La vita idiota
- Autore: Dario Bellezza
- Categoria: Poesia
- Anno di pubblicazione: 2014
Con Dario Bellezza è facile fare pasticci, perché non era mai contento delle sue prime poesie, ma nemmeno delle altre. Era insicuro e poi gli sembravano “poca cosa”, con quello che, già all’epoca, capitava in Europa.
Lui le scrisse per Nuovi Argomenti, ma senza titolo definitivo. Si guardava al maggio francese. Il 1968 fu un anno indimenticabile, anche per vari avvenimenti negativi, ovvero quelle manifestazioni cinematografiche come Cannes o la Mostra del Cinema di Venezia che avevano bisogno di un programma e l’andirivieni di attori e registi.
Fu una tale confusione, non si capiva niente. Fu l’anno dei giovani che spuntavano dappertutto. Dario Bellezza ci si trovò in mezzo e le sue prime poesie furono quindi trascurate.
Da ultimo poi sono arrivati nuovi libri di poesia, che sembrano risalire al periodo in cui ormai Bellezza stava malissimo, poiché la salute lo aveva abbandonato.
La vita idiota (LietoColle, 2004, curatela di Fabrizio Cavallaro, Massimo Raffaeli, scritto di Enzo Siciliano) resta un unico blocco di poesie, scritte dall’autore quando era giovane, sui ventitré anni. Erano gli anni universitari per Bellezza, che non arrivò mai alla laurea.
Il poeta non faceva mistero del suo orientamento sessuale, e parliamo di fine anni Sessanta, dove l’immaginazione al potere era uno slogan che non toccava la piccolo media borghesia romana.
Già allora, il 1968, la rivoluzione, per il poeta era anche un tentativo di liberazione sessuale, tenendo a mente il suo poeta preferito, Rimbaud:
La vergogna del sesso sconclusionato / che l’eterne piste percorre con il giu- / sto fratello / che s’ubriaca dell’amore per l’origina-/ rio incesto./ non concede tregua al mio purgato - / rio incesto / l’angolo della perdizione è un mi- / sfatto / che danna a occhi chiusi, occhi cre- / pati / dalla malinconia di te fanciullo mio / che mi tradisci con gli avvoltoi interi / della Rivoluzione;
/consumo fiumi di inchiostro, aspetto, / che il neghittoso e perfido mare bol - / ito in pentola / mi purifichi del tuo petto d’uccellino / la fuga, l’oblio non bastano all’incontro / con il nulla che mi s’aggrappa ad- /dosso.

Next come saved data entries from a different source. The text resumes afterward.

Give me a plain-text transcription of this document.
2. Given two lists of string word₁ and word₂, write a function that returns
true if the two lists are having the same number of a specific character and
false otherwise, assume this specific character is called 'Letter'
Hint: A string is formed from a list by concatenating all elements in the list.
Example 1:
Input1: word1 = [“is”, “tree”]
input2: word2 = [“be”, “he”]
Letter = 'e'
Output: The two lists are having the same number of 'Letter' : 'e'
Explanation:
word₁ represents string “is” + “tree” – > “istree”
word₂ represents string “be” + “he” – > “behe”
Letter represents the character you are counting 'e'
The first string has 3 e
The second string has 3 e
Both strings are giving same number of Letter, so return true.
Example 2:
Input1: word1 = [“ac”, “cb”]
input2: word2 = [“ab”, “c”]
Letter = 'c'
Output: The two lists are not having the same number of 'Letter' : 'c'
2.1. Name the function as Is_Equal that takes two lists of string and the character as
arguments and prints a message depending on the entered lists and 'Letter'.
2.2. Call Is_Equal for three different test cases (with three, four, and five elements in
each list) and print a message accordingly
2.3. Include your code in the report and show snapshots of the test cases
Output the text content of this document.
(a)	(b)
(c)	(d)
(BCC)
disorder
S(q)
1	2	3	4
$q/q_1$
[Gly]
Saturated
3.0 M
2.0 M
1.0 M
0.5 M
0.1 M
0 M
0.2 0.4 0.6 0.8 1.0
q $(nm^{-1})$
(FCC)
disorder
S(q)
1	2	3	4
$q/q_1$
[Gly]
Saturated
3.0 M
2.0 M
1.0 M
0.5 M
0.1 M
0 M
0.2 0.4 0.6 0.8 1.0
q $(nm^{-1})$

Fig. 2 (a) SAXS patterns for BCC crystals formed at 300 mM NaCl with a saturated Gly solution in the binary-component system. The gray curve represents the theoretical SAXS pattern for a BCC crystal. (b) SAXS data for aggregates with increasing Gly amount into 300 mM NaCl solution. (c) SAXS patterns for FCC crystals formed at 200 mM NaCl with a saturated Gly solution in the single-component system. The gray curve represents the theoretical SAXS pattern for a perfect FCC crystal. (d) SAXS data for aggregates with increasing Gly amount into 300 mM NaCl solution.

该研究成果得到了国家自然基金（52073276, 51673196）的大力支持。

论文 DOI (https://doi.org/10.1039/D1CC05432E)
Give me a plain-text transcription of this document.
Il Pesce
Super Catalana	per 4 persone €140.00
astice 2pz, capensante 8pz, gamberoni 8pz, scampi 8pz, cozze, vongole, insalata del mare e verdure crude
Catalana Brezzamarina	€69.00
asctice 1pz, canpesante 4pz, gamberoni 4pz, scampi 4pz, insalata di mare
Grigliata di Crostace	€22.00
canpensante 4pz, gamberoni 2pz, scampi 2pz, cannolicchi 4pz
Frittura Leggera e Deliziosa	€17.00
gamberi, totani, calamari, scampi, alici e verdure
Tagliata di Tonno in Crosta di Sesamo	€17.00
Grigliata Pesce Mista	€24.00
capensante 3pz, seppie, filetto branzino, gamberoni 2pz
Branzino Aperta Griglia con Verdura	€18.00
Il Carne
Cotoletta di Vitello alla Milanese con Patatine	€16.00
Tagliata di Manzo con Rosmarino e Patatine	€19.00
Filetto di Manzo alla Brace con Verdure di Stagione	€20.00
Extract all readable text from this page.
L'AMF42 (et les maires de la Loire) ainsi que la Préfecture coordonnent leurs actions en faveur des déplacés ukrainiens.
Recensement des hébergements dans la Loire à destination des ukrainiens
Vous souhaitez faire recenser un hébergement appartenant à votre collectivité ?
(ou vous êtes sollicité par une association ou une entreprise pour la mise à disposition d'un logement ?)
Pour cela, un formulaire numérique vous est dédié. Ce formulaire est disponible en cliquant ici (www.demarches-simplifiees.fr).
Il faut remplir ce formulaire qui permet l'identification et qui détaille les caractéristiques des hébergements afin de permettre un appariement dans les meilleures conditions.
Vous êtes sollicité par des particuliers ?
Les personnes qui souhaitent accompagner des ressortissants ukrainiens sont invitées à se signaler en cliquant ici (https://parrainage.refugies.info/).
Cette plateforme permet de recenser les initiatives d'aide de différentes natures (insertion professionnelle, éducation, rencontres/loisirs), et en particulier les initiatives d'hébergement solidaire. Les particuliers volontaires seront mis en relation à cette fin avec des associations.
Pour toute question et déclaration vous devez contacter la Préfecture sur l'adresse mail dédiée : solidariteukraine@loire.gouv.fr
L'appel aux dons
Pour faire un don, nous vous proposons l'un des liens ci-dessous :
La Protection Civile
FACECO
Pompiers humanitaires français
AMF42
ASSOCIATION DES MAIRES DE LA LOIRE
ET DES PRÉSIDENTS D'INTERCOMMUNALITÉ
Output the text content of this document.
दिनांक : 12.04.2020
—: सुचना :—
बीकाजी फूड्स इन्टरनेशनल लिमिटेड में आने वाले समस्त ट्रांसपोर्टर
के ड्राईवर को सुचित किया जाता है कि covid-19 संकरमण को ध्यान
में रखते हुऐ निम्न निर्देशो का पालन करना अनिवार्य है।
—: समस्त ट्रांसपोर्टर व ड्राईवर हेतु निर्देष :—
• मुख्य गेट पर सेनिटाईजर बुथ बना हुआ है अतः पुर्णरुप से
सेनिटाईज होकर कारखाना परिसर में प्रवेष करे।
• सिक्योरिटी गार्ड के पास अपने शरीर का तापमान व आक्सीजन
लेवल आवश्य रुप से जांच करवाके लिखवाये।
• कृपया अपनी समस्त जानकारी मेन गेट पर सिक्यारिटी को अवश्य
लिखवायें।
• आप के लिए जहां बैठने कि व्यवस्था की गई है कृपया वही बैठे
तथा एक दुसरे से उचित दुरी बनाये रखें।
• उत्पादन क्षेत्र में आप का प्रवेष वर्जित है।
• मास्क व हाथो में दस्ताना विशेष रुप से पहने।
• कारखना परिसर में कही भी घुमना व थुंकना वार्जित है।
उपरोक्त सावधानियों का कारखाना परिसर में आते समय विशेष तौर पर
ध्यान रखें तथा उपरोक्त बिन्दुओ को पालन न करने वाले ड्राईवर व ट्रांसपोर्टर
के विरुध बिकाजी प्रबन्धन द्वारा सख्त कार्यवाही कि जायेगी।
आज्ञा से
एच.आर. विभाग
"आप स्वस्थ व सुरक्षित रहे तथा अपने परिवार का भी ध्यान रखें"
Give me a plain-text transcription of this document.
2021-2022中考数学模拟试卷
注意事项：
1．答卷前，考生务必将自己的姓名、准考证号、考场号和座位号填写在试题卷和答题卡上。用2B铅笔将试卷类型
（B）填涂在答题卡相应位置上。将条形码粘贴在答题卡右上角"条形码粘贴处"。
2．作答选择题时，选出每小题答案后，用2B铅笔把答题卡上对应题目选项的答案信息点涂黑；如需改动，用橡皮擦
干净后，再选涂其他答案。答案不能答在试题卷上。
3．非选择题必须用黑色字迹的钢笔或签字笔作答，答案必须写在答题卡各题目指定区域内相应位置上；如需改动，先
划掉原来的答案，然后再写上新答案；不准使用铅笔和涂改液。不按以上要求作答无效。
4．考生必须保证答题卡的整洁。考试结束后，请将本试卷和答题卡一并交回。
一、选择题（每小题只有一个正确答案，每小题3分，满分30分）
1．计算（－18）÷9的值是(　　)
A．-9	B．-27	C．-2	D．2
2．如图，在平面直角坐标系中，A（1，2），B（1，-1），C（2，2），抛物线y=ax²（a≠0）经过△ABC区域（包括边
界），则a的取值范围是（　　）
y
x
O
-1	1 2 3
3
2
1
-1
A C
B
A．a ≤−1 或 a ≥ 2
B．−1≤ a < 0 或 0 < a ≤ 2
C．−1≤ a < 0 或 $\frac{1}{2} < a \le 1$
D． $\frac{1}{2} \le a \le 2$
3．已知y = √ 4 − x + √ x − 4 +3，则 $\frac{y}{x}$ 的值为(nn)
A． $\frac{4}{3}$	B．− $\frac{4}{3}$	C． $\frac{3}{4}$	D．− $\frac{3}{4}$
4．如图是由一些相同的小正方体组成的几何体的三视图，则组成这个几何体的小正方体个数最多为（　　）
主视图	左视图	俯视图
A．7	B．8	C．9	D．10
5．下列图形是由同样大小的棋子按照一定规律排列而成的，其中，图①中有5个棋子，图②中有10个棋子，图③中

Una poesia che non tiene conto delle decisioni letterarie del 1963, qui il poeta si guarda in uno specchio e si bea del suo egocentrismo.
In realtà a Bellezza piaceva una poesia carnale, che non tenesse conto troppo della formalità stilistica. E poi il suo desiderio di entrare coi tre capisaldi della cultura dell’epoca, poter avere una vita sociale che prevedesse Moravia, Pasolini e Elsa Morante. Ma i desideri non diventano mai veramente reali.
Dei tre, quello che lo attirò nel suo mondo fu Pasolini, mentre Moravia era troppo conciliante con gli altri e le sue inimicizie erano piuttosto scarse. Poi c’èra la Morante che inizialmente lo trovava simpatico, ma una litigata mise fine a un’amicizia non ancora compiuta. Questioni letterarie?
La verità è che piaceva a tutti e due lo stesso ragazzo: glielo fece conoscere Bellezza che quindi si avvaleva del diritto di prelazione. La verità è che lui era ossessionato dalla scrittrice, mentre lei se sapeva della sua presenza andava via di corsa.
Lui poi aveva una venerazione per Pasolini, avrebbe lavorato per lui anche gratuitamente. Pasolini cercò di aiutarlo con la silloge Invettive e licenze, che venne pubblicata nel 1971 per Garzanti. E non solo, lo accolse nel suo mondo.
Ma di quella raccolta di poesie scrisse, senza tanti giri di parole, che Dario Bellezza era il poeta migliore della nuova generazione.